The novel was published by Dar Merit in 2009 to much acclaim, and International Prize for Arabic Fiction (IPAF) organizers were criticized, by Egyptian authors, for not including it on the award’s longlist.  (Read a review of the winning book.)

Also in the “seniors” category (40+), Mahmoud El-Wardani took the short-story award for his collection A Morning Party, published in 2008. Al-Wardani, who was born in Cairo in 1950, has published a half-dozen novels and four collections of short stories. His Heads Ripe for Plucking came out, in English translation, from AUC Press in 2008.

Although the judges apparently said that the novel decision was easy, Ibrahim Aslan—who sat on the “seniors” committee of judges—said the short story field was thinner. According to Al Ahram Online, Aslan said the collections “lacked coherence.” The winner, A Morning Party, was selected from a field of thirty-five nominees and five finalists.

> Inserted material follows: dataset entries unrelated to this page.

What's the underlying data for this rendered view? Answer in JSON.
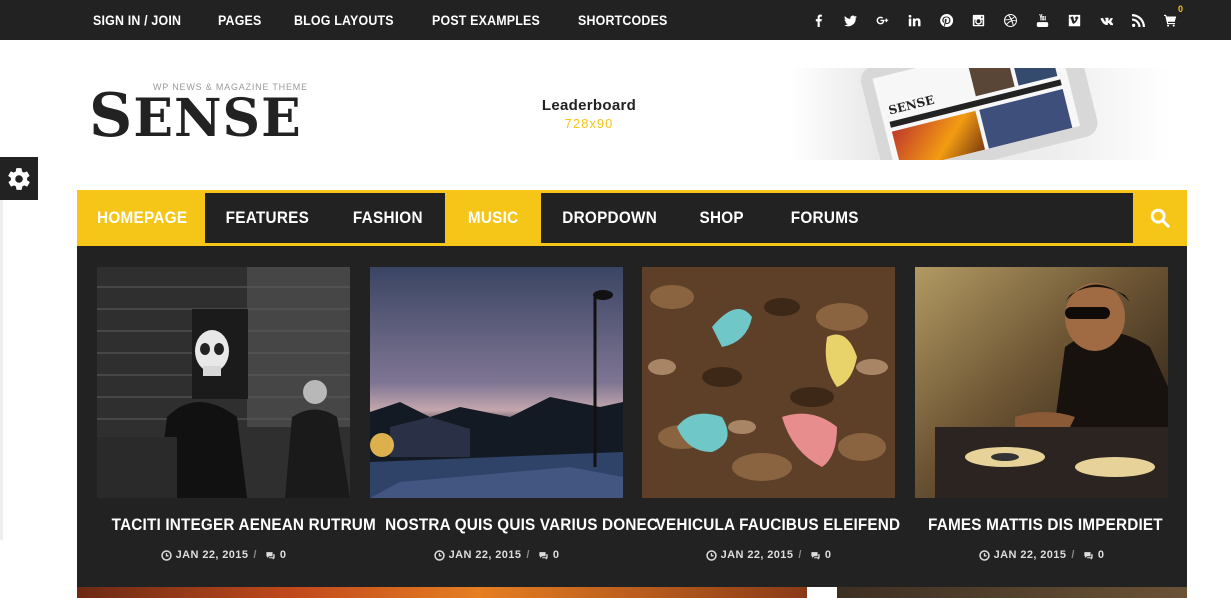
{
  "topbar": {
    "links": [
      "SIGN IN / JOIN",
      "PAGES",
      "BLOG LAYOUTS",
      "POST EXAMPLES",
      "SHORTCODES"
    ],
    "social_icons": [
      "facebook-icon",
      "twitter-icon",
      "google-plus-icon",
      "linkedin-icon",
      "pinterest-icon",
      "instagram-icon",
      "dribbble-icon",
      "youtube-icon",
      "vimeo-icon",
      "vk-icon",
      "rss-icon"
    ],
    "cart_count": "0"
  },
  "header": {
    "logo_text": "SENSE",
    "logo_first": "S",
    "logo_rest": "ENSE",
    "logo_tagline": "WP NEWS & MAGAZINE THEME",
    "leaderboard_title": "Leaderboard",
    "leaderboard_size": "728x90",
    "promo_logo": "SENSE"
  },
  "nav": {
    "items": [
      {
        "label": "HOMEPAGE",
        "active": true
      },
      {
        "label": "FEATURES",
        "active": false
      },
      {
        "label": "FASHION",
        "active": false
      },
      {
        "label": "MUSIC",
        "active": true
      },
      {
        "label": "DROPDOWN",
        "active": false
      },
      {
        "label": "SHOP",
        "active": false
      },
      {
        "label": "FORUMS",
        "active": false
      }
    ]
  },
  "posts": [
    {
      "title": "TACITI INTEGER AENEAN RUTRUM",
      "date": "JAN 22, 2015",
      "comments": "0"
    },
    {
      "title": "NOSTRA QUIS QUIS VARIUS DONEC",
      "date": "JAN 22, 2015",
      "comments": "0"
    },
    {
      "title": "VEHICULA FAUCIBUS ELEIFEND",
      "date": "JAN 22, 2015",
      "comments": "0"
    },
    {
      "title": "FAMES MATTIS DIS IMPERDIET",
      "date": "JAN 22, 2015",
      "comments": "0"
    }
  ],
  "colors": {
    "accent": "#f5c518",
    "dark": "#222222"
  }
}
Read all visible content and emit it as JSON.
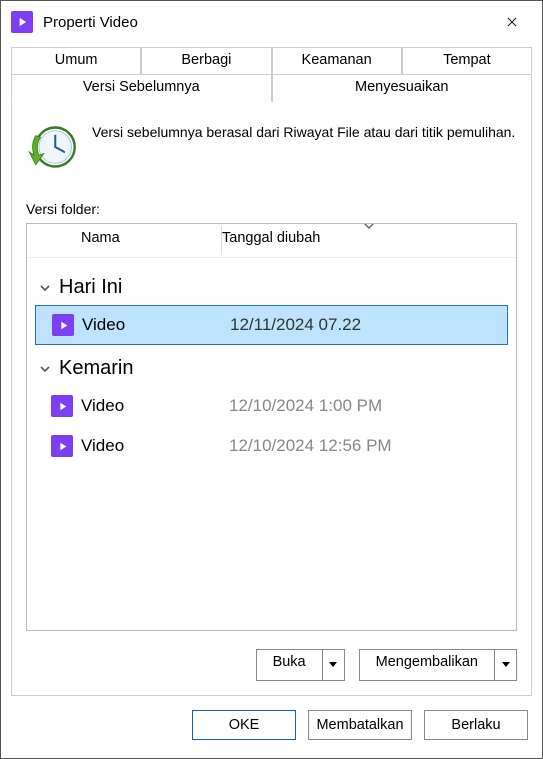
{
  "window": {
    "title": "Properti Video"
  },
  "tabs": {
    "row1": [
      "Umum",
      "Berbagi",
      "Keamanan",
      "Tempat"
    ],
    "row2": [
      "Versi Sebelumnya",
      "Menyesuaikan"
    ],
    "active": "Versi Sebelumnya"
  },
  "description": "Versi sebelumnya berasal dari Riwayat File atau dari titik pemulihan.",
  "folder_versions_label": "Versi folder:",
  "columns": {
    "name": "Nama",
    "date": "Tanggal diubah"
  },
  "groups": [
    {
      "label": "Hari Ini",
      "items": [
        {
          "name": "Video",
          "date": "12/11/2024 07.22",
          "selected": true
        }
      ]
    },
    {
      "label": "Kemarin",
      "items": [
        {
          "name": "Video",
          "date": "12/10/2024 1:00 PM",
          "selected": false
        },
        {
          "name": "Video",
          "date": "12/10/2024 12:56 PM",
          "selected": false
        }
      ]
    }
  ],
  "actions": {
    "open": "Buka",
    "restore": "Mengembalikan"
  },
  "footer": {
    "ok": "OKE",
    "cancel": "Membatalkan",
    "apply": "Berlaku"
  },
  "colors": {
    "accent": "#7e3ff2",
    "selection": "#bde3ff"
  }
}
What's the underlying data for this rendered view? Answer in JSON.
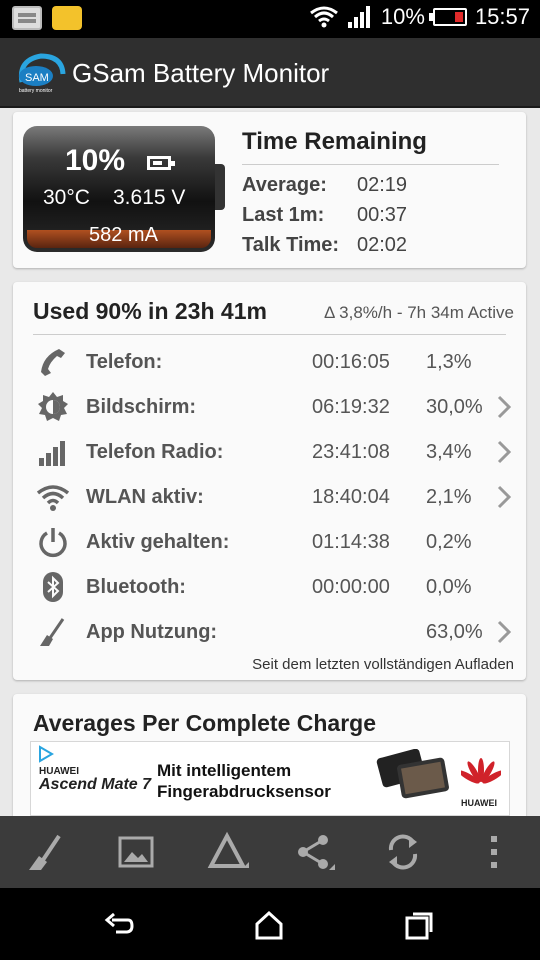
{
  "status_bar": {
    "battery_pct": "10%",
    "time": "15:57"
  },
  "app_bar": {
    "title": "GSam Battery Monitor",
    "logo_text": "SAM",
    "logo_sub": "battery monitor"
  },
  "battery": {
    "percent": "10%",
    "temperature": "30°C",
    "voltage": "3.615 V",
    "current": "582 mA",
    "level": 0.1
  },
  "time_remaining": {
    "title": "Time Remaining",
    "rows": [
      {
        "label": "Average:",
        "value": "02:19"
      },
      {
        "label": "Last 1m:",
        "value": "00:37"
      },
      {
        "label": "Talk Time:",
        "value": "02:02"
      }
    ]
  },
  "usage": {
    "title": "Used 90% in 23h 41m",
    "rate": "Δ 3,8%/h - 7h 34m Active",
    "rows": [
      {
        "icon": "phone-icon",
        "name": "Telefon:",
        "time": "00:16:05",
        "pct": "1,3%",
        "chevron": false
      },
      {
        "icon": "brightness-icon",
        "name": "Bildschirm:",
        "time": "06:19:32",
        "pct": "30,0%",
        "chevron": true
      },
      {
        "icon": "signal-bars-icon",
        "name": "Telefon Radio:",
        "time": "23:41:08",
        "pct": "3,4%",
        "chevron": true
      },
      {
        "icon": "wifi-icon",
        "name": "WLAN aktiv:",
        "time": "18:40:04",
        "pct": "2,1%",
        "chevron": true
      },
      {
        "icon": "power-icon",
        "name": "Aktiv gehalten:",
        "time": "01:14:38",
        "pct": "0,2%",
        "chevron": false
      },
      {
        "icon": "bluetooth-icon",
        "name": "Bluetooth:",
        "time": "00:00:00",
        "pct": "0,0%",
        "chevron": false
      },
      {
        "icon": "broom-icon",
        "name": "App Nutzung:",
        "time": "",
        "pct": "63,0%",
        "chevron": true
      }
    ],
    "footer": "Seit dem letzten vollständigen Aufladen"
  },
  "averages": {
    "title": "Averages Per Complete Charge"
  },
  "ad": {
    "brand": "HUAWEI",
    "model": "Ascend Mate 7",
    "line1": "Mit intelligentem",
    "line2": "Fingerabdrucksensor",
    "logo_text": "HUAWEI"
  },
  "colors": {
    "accent_orange": "#b05020",
    "toolbar": "#3b3b3b",
    "appbar": "#2f2f2f"
  }
}
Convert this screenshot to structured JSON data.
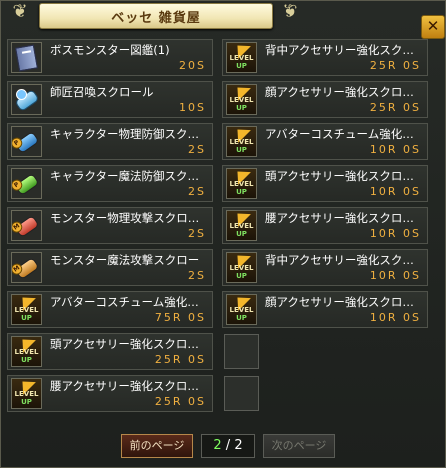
{
  "window": {
    "title": "ベッセ 雑貨屋",
    "close_label": "✕"
  },
  "left_items": [
    {
      "name": "ボスモンスター図鑑(1)",
      "price": "20S",
      "icon": "book-icon"
    },
    {
      "name": "師匠召喚スクロール",
      "price": "10S",
      "icon": "scroll-summon-icon"
    },
    {
      "name": "キャラクター物理防御スク…",
      "price": "2S",
      "icon": "scroll-phys-def-icon"
    },
    {
      "name": "キャラクター魔法防御スク…",
      "price": "2S",
      "icon": "scroll-mag-def-icon"
    },
    {
      "name": "モンスター物理攻撃スクロ…",
      "price": "2S",
      "icon": "scroll-phys-atk-icon"
    },
    {
      "name": "モンスター魔法攻撃スクロー",
      "price": "2S",
      "icon": "scroll-mag-atk-icon"
    },
    {
      "name": "アバターコスチューム強化…",
      "price": "75R 0S",
      "icon": "level-up-icon"
    },
    {
      "name": "頭アクセサリー強化スクロ…",
      "price": "25R 0S",
      "icon": "level-up-icon"
    },
    {
      "name": "腰アクセサリー強化スクロ…",
      "price": "25R 0S",
      "icon": "level-up-icon"
    }
  ],
  "right_items": [
    {
      "name": "背中アクセサリー強化スク…",
      "price": "25R 0S",
      "icon": "level-up-icon"
    },
    {
      "name": "顔アクセサリー強化スクロ…",
      "price": "25R 0S",
      "icon": "level-up-icon"
    },
    {
      "name": "アバターコスチューム強化…",
      "price": "10R 0S",
      "icon": "level-up-icon"
    },
    {
      "name": "頭アクセサリー強化スクロ…",
      "price": "10R 0S",
      "icon": "level-up-icon"
    },
    {
      "name": "腰アクセサリー強化スクロ…",
      "price": "10R 0S",
      "icon": "level-up-icon"
    },
    {
      "name": "背中アクセサリー強化スク…",
      "price": "10R 0S",
      "icon": "level-up-icon"
    },
    {
      "name": "顔アクセサリー強化スクロ…",
      "price": "10R 0S",
      "icon": "level-up-icon"
    }
  ],
  "level_icon": {
    "top": "LEVEL",
    "bottom": "UP"
  },
  "pager": {
    "prev_label": "前のページ",
    "current": "2",
    "separator": "/",
    "total": "2",
    "next_label": "次のページ"
  },
  "colors": {
    "price": "#f0b040",
    "page_current": "#80ff60",
    "title_bg": "#f1e6b4"
  }
}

Meanwhile, the youth novel award (39 and under) went to Al-Taher Sharkawi for his Vanilla (2008). Second place was shared between Manal El-Sayed for The Singing of the Crazy (2008) and Mohamed Maarouf for The Boat Cleopatra (2009).

The youth short stories award went to Mohamed Abdel-Nabi for Anton Chekov’s Ghost (2009), while second place award was shared by Mohamed Khair’s Ghosts of the Radio (2008) and Ahmed Hemdan’s The Delegation (2009).

Al Sharq al Awsat reported that Aslan called the youth decisions “unanimous.” The paper also reported that the awards ceremony began with a minute of silence to commemorate the victims of the New Year’s Eve bomb blast in Alexandria.

Previous Sawiris winners have included Reem Bassiouney (for her novel Dr. Hanaa), Tareq Imam (who, as I recall, had to give back his State Incentive Award for The Serenity of Killers because it won 2nd place in the Sawiris contest), Mohamed al-Mansi Qandil (Moon Over Samarqand), Hamdi Al-Gazzar (Black Magic), and Ahmed Alaidy (Being Abbas Al-Abd).

Many of the Sawiris-winning books—including those by Qandil, Al-Gazzar, and Alaidy—have been published in English by AUC Press.